2. Dezember: Simon

Simon

„Ich kann heute nicht nach Hause fahren.“

Mein Handy zwischen Schulter und Ohr gepresst, ziehe ich mir erst einen Schuh an, wobei ich auf einem Bein hin- und herhüpfen muss, und dann den anderen. 

„Mama, es schneit.“

Ich klopfe meine Jackentasche nach meinem Schlüssel ab, um sicherzugehen, dass ich ihn auch tatsächlich eingesteckt habe, doch ich finde ihn nicht.
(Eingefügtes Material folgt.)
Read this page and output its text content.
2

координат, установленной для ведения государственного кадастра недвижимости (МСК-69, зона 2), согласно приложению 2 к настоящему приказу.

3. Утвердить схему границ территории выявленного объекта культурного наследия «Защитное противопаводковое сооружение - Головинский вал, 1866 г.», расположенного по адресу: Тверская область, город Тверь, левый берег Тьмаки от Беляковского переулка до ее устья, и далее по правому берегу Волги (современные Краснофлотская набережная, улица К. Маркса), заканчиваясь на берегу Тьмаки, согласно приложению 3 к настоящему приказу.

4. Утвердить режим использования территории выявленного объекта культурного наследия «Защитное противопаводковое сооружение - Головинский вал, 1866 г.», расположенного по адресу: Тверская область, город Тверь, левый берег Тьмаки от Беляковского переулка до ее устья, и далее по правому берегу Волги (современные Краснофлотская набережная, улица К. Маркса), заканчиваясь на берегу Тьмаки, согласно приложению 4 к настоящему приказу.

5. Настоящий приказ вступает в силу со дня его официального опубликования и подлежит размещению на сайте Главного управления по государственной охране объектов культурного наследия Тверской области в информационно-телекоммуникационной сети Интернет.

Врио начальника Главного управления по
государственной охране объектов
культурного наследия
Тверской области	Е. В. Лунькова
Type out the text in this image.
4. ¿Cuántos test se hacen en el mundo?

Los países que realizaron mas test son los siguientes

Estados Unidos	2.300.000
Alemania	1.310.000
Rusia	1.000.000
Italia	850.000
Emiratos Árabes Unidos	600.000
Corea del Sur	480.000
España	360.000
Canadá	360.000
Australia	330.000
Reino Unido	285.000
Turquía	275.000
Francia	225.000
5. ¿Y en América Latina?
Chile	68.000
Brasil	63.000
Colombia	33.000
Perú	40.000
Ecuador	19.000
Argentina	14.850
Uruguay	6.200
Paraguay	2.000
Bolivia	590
„Na ja, Mama, es schneit hier ziemlich und es sind gute drei Stunden Fahrt, bis ich zu Hause bin, das werde ich dieses Wochenende nicht schaffen.“

Suchend blicke ich mich nach meinem Schlüssel um, hebe meinen Schal auf und sehe in meiner anderen Jacke nach. Dann fällt es mir wieder ein. Ich ziehe die Schuhe wieder aus, um ins Wohnzimmer zu gehen, wo meine Katze in ihrem Bettchen schläft. Vorsichtig hebe ich sie hoch und tatsächlich: mein Schlüssel!

„Mama, wie wär’s mit nächster Woche? Ich habe in der Uni zurzeit ziemlichen Stress, ich kann nicht einfach sechs Stunden Fahrt verschwenden …“

Meine Mutter lässt einfach nicht locker und ich schalte sie auf Lautsprecher, um mir in Ruhe die Schuhe wieder anzuziehen.

„Simon, ich habe dich seit Allerheiligen nicht mehr gesehen. Du hast uns versprochen, den ersten Advent mit uns zu verbringen. Sara freut sich schon auf ihren Bruder. Ihr Bruder, der sie seit Ewigkeiten nicht mehr besucht hat …“

Ihre Stimme nimmt diesen Ton an, der mir verrät, dass Sara gerade in der Nähe ist und sie meine kleine Schwester vorschiebt und dann höre ich auch Saras leise Stimme. „Von mir aus kann er mir gestohlen bleiben“

Ich muss lächeln. So kenne ich mein Schwesterherz. Leise räuspere ich mich.

„Sag dem kleinen Monster einen schönen Gruß und ich verspreche ihr, dass ich nächste Woche zu Hause bin. Tschüss, Mama, ich muss gehen!“

Ich lege auf und atme tief durch. Ein Blick auf die Uhr verrät mir, dass ich besser los sollte. 

„Miau!“

„Tschüss, Lucy, ich bin bald wieder zurück!“

Die schwarze Katze dehnt sich nur und verschwindet dann hinter der Ecke, gerade, als ich die Tür schließe.